A powerful, heartbreaking, ultimately redemptive novel about three childhood friends in 1930s Vienna whose fates are closely intertwined, even when their lives take very different courses.
Two sides. One memory. Vienna.
1936. Three young friends - Leo, Elsa and Max - spend a perfect day together, unaware that around them Europe is descending into a growing darkness, and that events soon mean that they will be cruelly ripped apart from each other. With their lives taking them across Europe - to Germany, England, Prague and Poland - will they ever find their way back to each other? Will they want to? Inspired by a true story, WHEN THE WORLD WAS OURS is an extraordinary novel that is as powerful as it is heartbreaking, and shows how the bonds of love, family and friendship allow glimmers of hope to flourish, even in the most hopeless of times.
Reviewed by Anne Thompson
When The World Was Ours is an outstanding and powerful book. Days after I finished reading this I am still thinking about it; a compelling, heartbreaking story it is also one that highlights the importance of friendship, hope and love and those seemingly tiny moments that can, in reality, make a huge difference.
In Vienna in 1936 three children, best friends for years, are celebrating Leo’s ninth birthday with a day out, a Ferris wheel ride, sachertorte and laughter. The bond between Leo, Elsa and Max is instantly apparent to the reader and their joyful innocence is made poignant as with knowledge of the forthcoming historical events we are aware that this happiness will not last. Leo’s story is inspired by the life of Liz Kessler’s father, his experience and escape from the Nazis. In his childhood, his family participated in a chance meeting that changed everything for them and in this novel the author looks at what may have happened if that lucky moment had not taken place. She also explores the almost unanswerable question, how did normal, ordinary people become part of an evil regime.
The narrative is told in the three voices of the children; Leo’s in the first person past tense and Elsa’s in the first person present tense. We accompany these two children as they are swept up in events making identification with them more intense. Max’s story is told in the third person providing greater distance between the character and the reader and allowing a more objective view of his behaviour. The writing is compelling and frequently heartbreaking, so much so that initially I found myself stopping every so often to collect my thoughts. As the story progressed the bond with the characters, particularly, in my case, Elsa ensured that I kept reading without stopping. This is an unforgettable story.

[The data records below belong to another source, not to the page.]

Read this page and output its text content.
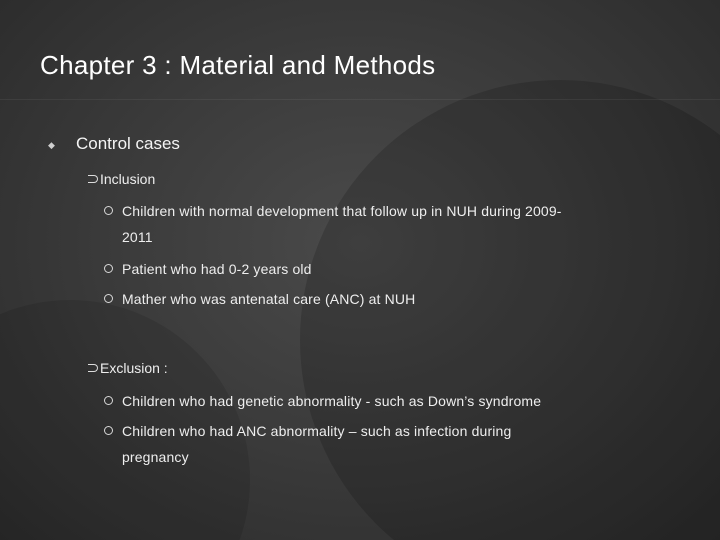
Chapter 3 : Material and Methods
◆ Control cases
Inclusion
Children with normal development that follow up in NUH during 2009-
2011
Patient who had 0-2 years old
Mather who was antenatal care (ANC) at NUH
Exclusion :
Children who had genetic abnormality - such as Down’s syndrome
Children who had ANC abnormality – such as infection during
pregnancy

Liz Kessler’s writing is excellent and her depiction of the slow, steady descent in the behaviour of those in society who discriminate and ill-treat others is chilling. These changes as seen through the children’s eyes are subtle at first, their parents whispering and worried, Max’s father no longer allowing him to play with his friends, the gradual introduction of restrictions for the Jewish community, the harsh separation in school and the humiliation and horror that will eventually follow this. Throughout the entire story, we know that this is true to the facts and that we must learn from history to ensure that the worst events in our past are never repeated. The parallels and relevance in our world today make this an even more important read.
Despite the heartbreak and the horror, we witness moments of kindness, friendship and hope, chief of which is the act of generosity by the couple who provide an escape for Leo and his family. However, even in the darkest times, there is light in the form of a helping hand, the bond of friendship and a loving family and the memories of a former happiness and the hope that this will return. There is much humanity in this story to offer a balance to the cruelty. It is a book that prompts questions and discussion as we witness the change in the characters, especially the character of Max. How much is he a product of his upbringing, his need to fit in and be liked and his desire to please his father? Liz Kessler never excuses the behaviour but provides a way in which the reader can explore the importance of personal conscience and individual choices.
The subject matter and the content make this a book to be shared only with those aged 12 upwards. It is a book that left me feeling stunned and tearful at times. It is however a book I would highly recommend. I think When The World Was Ours is a masterpiece and is a story of great importance. When passed on to teens and also to adult readers it is passing on the responsibility to ensure that the voices of those no longer able to speak for themselves are heard and listened to. This is ultimately a story about the strength of love and hope and it is one I will remember for a long time.